End of life body disposition methods in the United States use a lot of resources:
Materials and Toxins: Conventional burial uses 100,000 tons of steel, 1.5 million tons of concrete, 77,000 trees, and 4.3 million gallons of embalming fluid (which may contain formaldehyde, phenol, and glycerin) each year. These toxins eventually seep from the body and casket into the soil and water table.
Land Use and Maintenance: Burial takes up a lot of land and there are significant emissions from the maintenance aspects of gravesites and cemeteries at large.
Energy and Toxins: Cremation utilizes a lot of energy and releases harmful gasses to the environment, including mercury and dioxin. The cremation process releases an equal amount of carbon to two full tanks of gas in a standard automobile.
There are other options. For instance, the West Hill Cemetery and Funeral Home, located in Philadelphia, has the greenest burial practices in the U.S. such as:
- Using goats as natural lawn mowers, eliminating the need for mowing machinery. The goats keep invasive species at bay without releasing natural gas into the atmosphere.
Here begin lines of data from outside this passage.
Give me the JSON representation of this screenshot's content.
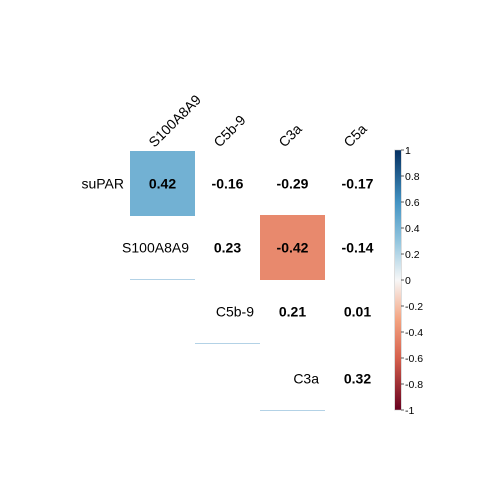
{
  "chart_data": {
    "type": "heatmap",
    "variant": "correlation-matrix-upper",
    "row_labels": [
      "suPAR",
      "S100A8A9",
      "C5b-9",
      "C3a"
    ],
    "col_labels": [
      "S100A8A9",
      "C5b-9",
      "C3a",
      "C5a"
    ],
    "cells": [
      {
        "row": "suPAR",
        "col": "S100A8A9",
        "value": 0.42,
        "label": "0.42",
        "filled": true
      },
      {
        "row": "suPAR",
        "col": "C5b-9",
        "value": -0.16,
        "label": "-0.16",
        "filled": false
      },
      {
        "row": "suPAR",
        "col": "C3a",
        "value": -0.29,
        "label": "-0.29",
        "filled": false
      },
      {
        "row": "suPAR",
        "col": "C5a",
        "value": -0.17,
        "label": "-0.17",
        "filled": false
      },
      {
        "row": "S100A8A9",
        "col": "C5b-9",
        "value": 0.23,
        "label": "0.23",
        "filled": false
      },
      {
        "row": "S100A8A9",
        "col": "C3a",
        "value": -0.42,
        "label": "-0.42",
        "filled": true
      },
      {
        "row": "S100A8A9",
        "col": "C5a",
        "value": -0.14,
        "label": "-0.14",
        "filled": false
      },
      {
        "row": "C5b-9",
        "col": "C3a",
        "value": 0.21,
        "label": "0.21",
        "filled": false
      },
      {
        "row": "C5b-9",
        "col": "C5a",
        "value": 0.01,
        "label": "0.01",
        "filled": false
      },
      {
        "row": "C3a",
        "col": "C5a",
        "value": 0.32,
        "label": "0.32",
        "filled": false
      }
    ],
    "colorbar": {
      "range": [
        -1,
        1
      ],
      "ticks": [
        "1",
        "0.8",
        "0.6",
        "0.4",
        "0.2",
        "0",
        "-0.2",
        "-0.4",
        "-0.6",
        "-0.8",
        "-1"
      ],
      "placement": "right"
    },
    "colors": {
      "negative_end": "#67001F",
      "negative_mid": "#D6604D",
      "negative_light": "#F4A582",
      "neutral": "#F7F7F7",
      "positive_light": "#92C5DE",
      "positive_mid": "#4393C3",
      "positive_end": "#053061",
      "diagonal_line": "#B3D2E6"
    }
  }
}
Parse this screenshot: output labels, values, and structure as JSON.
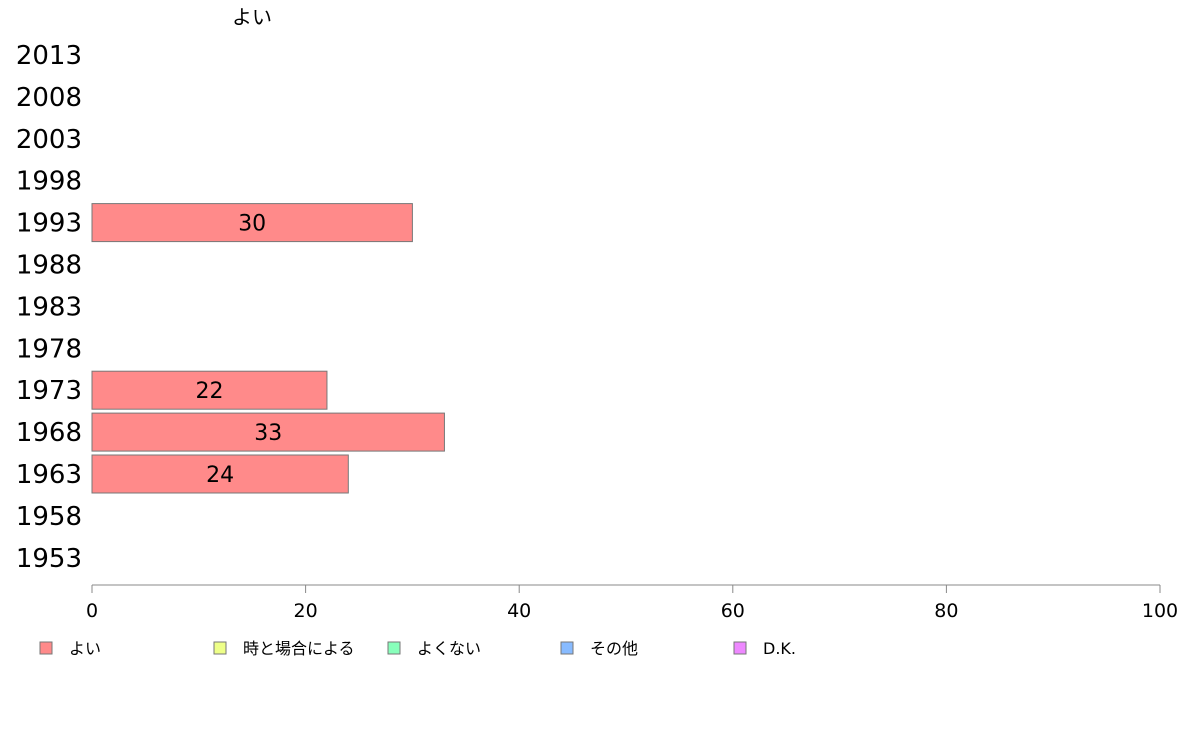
{
  "chart_data": {
    "type": "bar",
    "orientation": "horizontal",
    "title": "よい",
    "categories": [
      "2013",
      "2008",
      "2003",
      "1998",
      "1993",
      "1988",
      "1983",
      "1978",
      "1973",
      "1968",
      "1963",
      "1958",
      "1953"
    ],
    "series": [
      {
        "name": "よい",
        "color": "#ff8a8a",
        "values": [
          null,
          null,
          null,
          null,
          30,
          null,
          null,
          null,
          22,
          33,
          24,
          null,
          null
        ]
      }
    ],
    "xlim": [
      0,
      100
    ],
    "xticks": [
      0,
      20,
      40,
      60,
      80,
      100
    ],
    "grid": false,
    "legend": {
      "placement": "bottom",
      "entries": [
        {
          "label": "よい",
          "color": "#ff8a8a"
        },
        {
          "label": "時と場合による",
          "color": "#eeff88"
        },
        {
          "label": "よくない",
          "color": "#88ffbb"
        },
        {
          "label": "その他",
          "color": "#88bbff"
        },
        {
          "label": "D.K.",
          "color": "#ee88ff"
        }
      ]
    }
  }
}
- Promoting the growth of wildflowers and grasses to grow over graves to help create a landscape that evolves naturally.
- Maintaining a wall on the grounds where the names of the people buried are inscribed instead of traditional tombstones.
- Utilizing LED lights to increase energy efficiency.
- Keeping bee apiaries on the grounds to help pollinate the area.
Other alternatives to conventional burial and cremation that help reduce the environmental impact include:
- Human body composting where the body is broken down with organic material inside of an enclosure for weeks until it becomes soil.
- Aquamation where the body is placed in a solution of 95% water and 5% potassium hydroxide. The body dissolves in 20 hours and the remaining skeleton is ground up and given to loved ones.
- Burial in the root ball of a tree which involves putting human remains in pods so that a tree will grow from the grave rather than a tombstone.
- Burial in a mushroom suit where the body is placed in a “suit” threaded with mushroom spores. These spores accelerate decomposition and leave behind a toxin free compost.
With more Americans thinking about green burial as an end-of-life option, it is important to know that there are many options. To find a green burial location near you, visit the Green Burial Council’s list of certified cemeteries. If you are interested in reducing your end-of-life environmental impact, green burial may be a great option to consider.